This week I’m writing you from Nashville where I’m speaking at Amber Housely’s AH Inspired retreat.
But even though I’m away most of this week, I still have a new Lively Show airing on Thursday with Kate Arends, designer and founder of the popular design blog, Wit and Delight.
In the episode, we talk about the urge to try to control the people closest to us.
Below is a personal story that I share in the podcast which taught me a powerful lesson about why controlling people is pointless (and usually results in the opposite of our desired outcome).
One day while sitting by the lake in Chicago, I had a spiritual a-ha moment.
Though it might sound a little strange, I connected a lot of what I’ve read from spiritual sources to the light-reflected sparkles on Lake Michigan.
Weird? Maybe, but stick with me.
While staring at the water on the horizon, I connected the idea of universality (the idea that we are all separate, yet connected to one another) to the billions of water droplets in the lake.
Technically, there are tons of individual units of water within an otherwise indivisible lake. This is like us as people, too, but we have a hard time recognizing our connection is truly thatclose because our egos want to believe in separateness and specialness.
I’m special. I’m unique. I’m different. These are the echos of our ego and much of modern society.
Though there may be some truth to the uniqueness that our egos desperately cling to, we all are inextricably linked beyond what we comprehend – at least most of the time.
The differences we have are miniscule compared to what we have in common.
It’s like a water droplet saying it’s “so different” because it’s in the harbor, instead of outside the harbor. In reality, water droplets in both parts of the lake are only a few dozen feet apart. They look the same, they have most of the same chemistry, etc.
I also noticed that some parts of the water sparkled, some remained neutral, and some reflected shadows. Just like the photo you see above.
What fascinated me most were the sparkles along the horizon that seemed to glisten like LED lights on a Christmas tree. It was spectacular to watch all of the little bursts of light bounce around the lake.
To me, the sparkling water symbolized the essence of what spiritual teachings mean when they say we need to “be still.”
The glistening patches of water didn’t do anything very different than the darker water patches. They didn’t “force” themselves to sparkle, they simply reflected the light above.
The shining water showed me it was up to us as humans to simply reflect the light, connectedness, and power that is within our intuition or spirit at all times.
We don’t need to go out into the world “forcing” things to happen.
We simply need to share our light, and in doing so we naturally harness the power within ourselves to live to our fullest potential.
No striving. No ego. Just reflecting the peace and presence that is within ourselves at all times.

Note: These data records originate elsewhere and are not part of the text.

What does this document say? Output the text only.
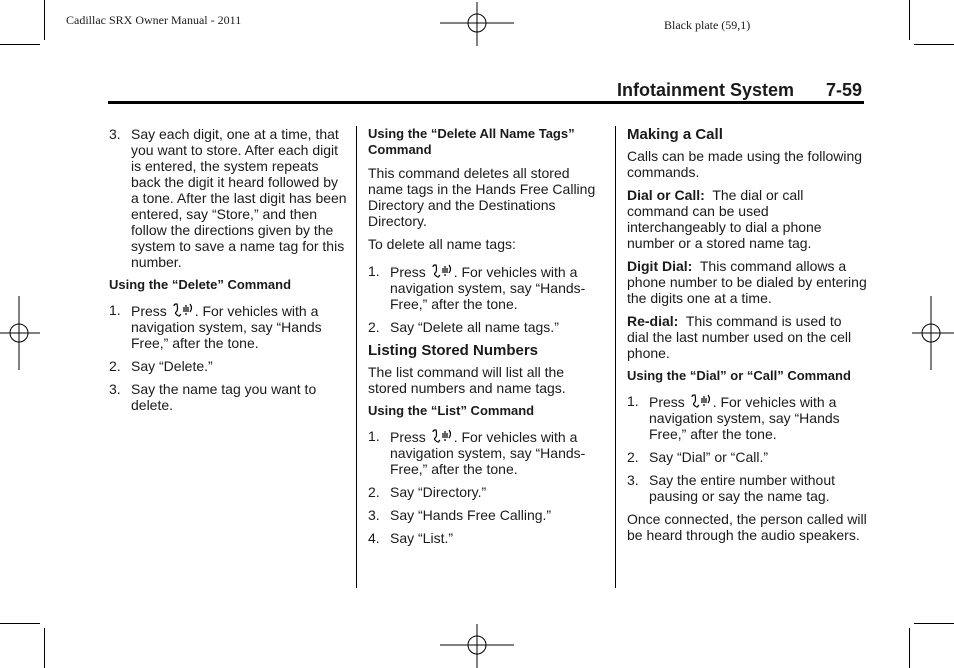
Cadillac SRX Owner Manual - 2011	Black plate (59,1)
Infotainment System 7-59
3. Say each digit, one at a time, that you want to store. After each digit is entered, the system repeats back the digit it heard followed by a tone. After the last digit has been entered, say “Store,” and then follow the directions given by the system to save a name tag for this number.

Using the “Delete” Command

1. Press . For vehicles with a navigation system, say “Hands Free,” after the tone.
2. Say “Delete.”
3. Say the name tag you want to delete.

Using the “Delete All Name Tags” Command

This command deletes all stored name tags in the Hands Free Calling Directory and the Destinations Directory.

To delete all name tags:

1. Press . For vehicles with a navigation system, say “Hands-Free,” after the tone.
2. Say “Delete all name tags.”

Listing Stored Numbers

The list command will list all the stored numbers and name tags.

Using the “List” Command

1. Press . For vehicles with a navigation system, say “Hands-Free,” after the tone.
2. Say “Directory.”
3. Say “Hands Free Calling.”
4. Say “List.”

Making a Call

Calls can be made using the following commands.

Dial or Call: The dial or call command can be used interchangeably to dial a phone number or a stored name tag.

Digit Dial: This command allows a phone number to be dialed by entering the digits one at a time.

Re-dial: This command is used to dial the last number used on the cell phone.

Using the “Dial” or “Call” Command

1. Press . For vehicles with a navigation system, say “Hands Free,” after the tone.
2. Say “Dial” or “Call.”
3. Say the entire number without pausing or say the name tag.

Once connected, the person called will be heard through the audio speakers.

For a while, I thought this was the entire lesson the water had to teach me. But a while back I gleaned a new understanding from this water metaphor and how it relates to controlling others.
While Mr. Lively and I took Franklin on a morning walk, we saw a man standing in front of the water sparkles. At first, I thought he was practicing Tai Chi, but I soon realized he was actually practicing his boxing skills.

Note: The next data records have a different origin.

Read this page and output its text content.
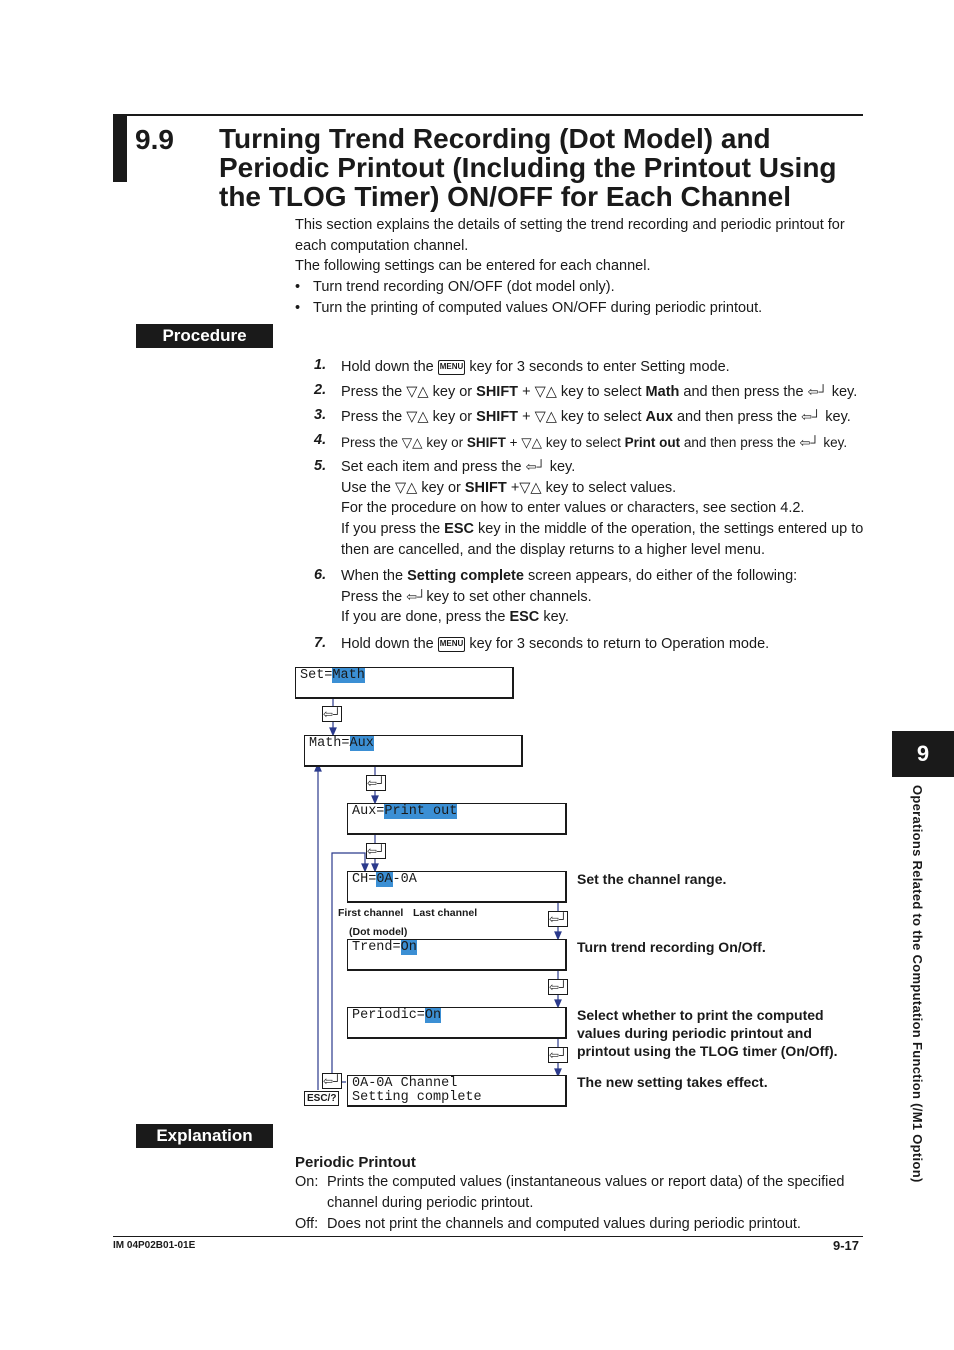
9.9 Turning Trend Recording (Dot Model) and Periodic Printout (Including the Printout Using the TLOG Timer) ON/OFF for Each Channel
This section explains the details of setting the trend recording and periodic printout for
each computation channel.
The following settings can be entered for each channel.
• Turn trend recording ON/OFF (dot model only).
• Turn the printing of computed values ON/OFF during periodic printout.
Procedure
1. Hold down the MENU key for 3 seconds to enter Setting mode.
2. Press the ▽△ key or SHIFT + ▽△ key to select Math and then press the ⇦┘ key.
3. Press the ▽△ key or SHIFT + ▽△ key to select Aux and then press the ⇦┘ key.
4. Press the ▽△ key or SHIFT + ▽△ key to select Print out and then press the ⇦┘ key.
5. Set each item and press the ⇦┘ key.
Use the ▽△ key or SHIFT +▽△ key to select values.
For the procedure on how to enter values or characters, see section 4.2.
If you press the ESC key in the middle of the operation, the settings entered up to
then are cancelled, and the display returns to a higher level menu.
6. When the Setting complete screen appears, do either of the following:
Press the ⇦┘key to set other channels.
If you are done, press the ESC key.
7. Hold down the MENU key for 3 seconds to return to Operation mode.
Set=Math
⇦┘
Math=Aux
⇦┘
Aux=Print out
⇦┘
CH=0A-0A
First channel Last channel
Set the channel range.
⇦┘
(Dot model)
Trend=On	Turn trend recording On/Off.
⇦┘
Periodic=On	Select whether to print the computed
values during periodic printout and
printout using the TLOG timer (On/Off).
⇦┘
⇦┘
ESC/?
0A-0A Channel
Setting complete
The new setting takes effect.
Explanation
Periodic Printout
On: Prints the computed values (instantaneous values or report data) of the specified
channel during periodic printout.
Off: Does not print the channels and computed values during periodic printout.
9
Operations Related to the Computation Function (/M1 Option)
IM 04P02B01-01E	9-17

Seeing this man punching the air in the direction of the water sparkles immediately reminded me of what our egos look like when it they force things to happen without consulting our deeper intuition for advice.
It looked difficult and ultimately pointless. The man by the water, in my water sparkle metaphor, was completely unproductive. He was simply wasting time trying to “make something happen.”
At first, I thought this was the end of the metaphor. But then I got another lesson about that boxer that directly related to my own life.
Though I am well-meaning, I used to have the tendency to try to help people in my personal life (okay, let’s be real, I’m talking about Mr. Lively here) so strongly that it can sometimes border on controlling.
If I have a suggestion that might help him “sparkle” in some area of his life, I can get pushy and/or frustrated when he doesn’t follow my suggestions.
Do I come from a good place? Yes, at least in the beginning.
I truly do want to help him in any possible way that I can, but that doesn’t mean that I can force him to do anything that might help him in some area of his life.
In reality, that boxer punching at the water is what I look like when I’m putting too much emphasis on what I think he should, or shouldn’t do, in some part of his life.
I keep thinking that if I tell him what I think he should do long enough, that he’ll realize I’m right and just do it. But really, I’ve just separated myself from the water by going on land and punching the air.
A completely useless action when it comes to making water sparkle in this scenario!
Instead, I would be better off staying in the water and sparkling myself. Sure, I can make suggestions. But more importantly, I need to simply model what I suggest and let him figure out – at his own pace – what is best.
Punching the air to make the water sparkle is as ridiculous as trying to force someone we love to do what we think they should do.